The 51.5 percentage point ASR gap between AdvBench (36.7%) and novel families (88.1%) is statistically significant but confounded by attack sophistication differences. The data suggests that:
- Models are well-trained to refuse direct harmful requests (the AdvBench style)
- Compositional/embodied attacks that decompose harmful goals into benign-looking steps bypass these defenses
- This pattern is more accurately described as a “sophistication gap” than “overfitting to AdvBench”

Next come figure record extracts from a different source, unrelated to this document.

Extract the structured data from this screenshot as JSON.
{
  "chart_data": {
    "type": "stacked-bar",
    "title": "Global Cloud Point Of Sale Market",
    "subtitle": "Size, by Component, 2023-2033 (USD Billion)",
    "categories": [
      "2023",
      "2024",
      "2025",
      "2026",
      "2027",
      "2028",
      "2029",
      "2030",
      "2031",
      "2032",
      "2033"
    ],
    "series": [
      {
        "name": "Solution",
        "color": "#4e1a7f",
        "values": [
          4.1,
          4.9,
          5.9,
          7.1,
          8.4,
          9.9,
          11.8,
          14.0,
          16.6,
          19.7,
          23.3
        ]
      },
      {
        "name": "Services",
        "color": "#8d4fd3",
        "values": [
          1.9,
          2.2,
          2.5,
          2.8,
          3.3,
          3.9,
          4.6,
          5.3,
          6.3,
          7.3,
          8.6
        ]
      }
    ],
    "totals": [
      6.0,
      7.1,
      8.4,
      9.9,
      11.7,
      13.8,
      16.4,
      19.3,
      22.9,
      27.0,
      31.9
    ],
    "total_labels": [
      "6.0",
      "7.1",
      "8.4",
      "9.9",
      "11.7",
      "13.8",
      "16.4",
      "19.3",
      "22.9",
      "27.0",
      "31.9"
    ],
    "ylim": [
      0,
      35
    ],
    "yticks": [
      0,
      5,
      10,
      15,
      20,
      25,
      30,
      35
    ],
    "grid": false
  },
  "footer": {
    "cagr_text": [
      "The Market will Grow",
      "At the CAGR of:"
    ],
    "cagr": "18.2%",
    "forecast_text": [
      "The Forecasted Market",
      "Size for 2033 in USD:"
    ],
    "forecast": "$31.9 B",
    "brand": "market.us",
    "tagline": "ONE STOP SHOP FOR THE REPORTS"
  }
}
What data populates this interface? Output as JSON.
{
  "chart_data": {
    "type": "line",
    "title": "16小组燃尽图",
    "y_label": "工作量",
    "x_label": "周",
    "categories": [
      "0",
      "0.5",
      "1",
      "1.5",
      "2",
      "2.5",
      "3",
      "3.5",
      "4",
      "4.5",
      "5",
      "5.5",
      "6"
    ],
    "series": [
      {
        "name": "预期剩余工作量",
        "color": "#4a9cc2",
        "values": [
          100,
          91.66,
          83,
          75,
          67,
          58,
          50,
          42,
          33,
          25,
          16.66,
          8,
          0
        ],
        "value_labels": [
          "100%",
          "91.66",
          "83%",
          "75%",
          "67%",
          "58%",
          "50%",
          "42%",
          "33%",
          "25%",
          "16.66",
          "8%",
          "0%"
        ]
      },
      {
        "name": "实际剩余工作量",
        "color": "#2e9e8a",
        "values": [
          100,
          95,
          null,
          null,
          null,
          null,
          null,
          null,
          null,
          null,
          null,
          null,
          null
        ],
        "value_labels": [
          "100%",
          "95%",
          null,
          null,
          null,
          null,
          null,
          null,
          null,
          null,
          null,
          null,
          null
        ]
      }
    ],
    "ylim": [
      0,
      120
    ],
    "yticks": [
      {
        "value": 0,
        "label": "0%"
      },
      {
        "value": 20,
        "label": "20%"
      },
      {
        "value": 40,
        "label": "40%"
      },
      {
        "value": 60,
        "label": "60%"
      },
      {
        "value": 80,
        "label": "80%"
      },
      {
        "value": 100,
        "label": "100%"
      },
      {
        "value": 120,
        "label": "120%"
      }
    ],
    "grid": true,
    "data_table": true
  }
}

To definitively test overfitting, future work should compare AdvBench prompts against novel prompts that use the SAME direct-request format but with content not in public benchmarks.
Data Provenance
| File | Description |
|---|---|
runs/advbench_baseline_free/arcee-ai_trinity-large-preview-free_traces.jsonl | Trinity AdvBench traces (n=30) |
runs/novel_families_trinity_full/arcee-ai_trinity-large-preview-free_traces.jsonl | Trinity novel families traces (n=60) |
runs/qwen3_overfitting_test_advbench/qwen_qwen3-8b_traces.jsonl | Qwen3-8b AdvBench traces (n=60) |
data/splits/advbench_baseline_v0.1.jsonl | AdvBench scenario source (520 scenarios) |
data/splits/novel_families_benchmark_v0.1.jsonl | Novel families scenario source (60 scenarios) |
Failed Attempts
Multiple attempts to collect fresh Qwen3-4b traces failed due to OpenRouter rate limits:
runs/qwen3_overfitting_test_novel/— 30 traces, all HTTP 429 errorsruns/overfitting_test_advbench/— 30 traces, all HTTP 400 errors (Google AI Studio system prompt rejection)- Direct Qwen3-4b API calls returned 429 throughout the session
- Qwen3-coder:free also 429; most free models rate-limited during this session
Only arcee-ai/trinity-large-preview:free and google/gemma-3-4b-it:free responded consistently, but Gemma-3-4b rejected system prompts (HTTP 400 from Google AI Studio).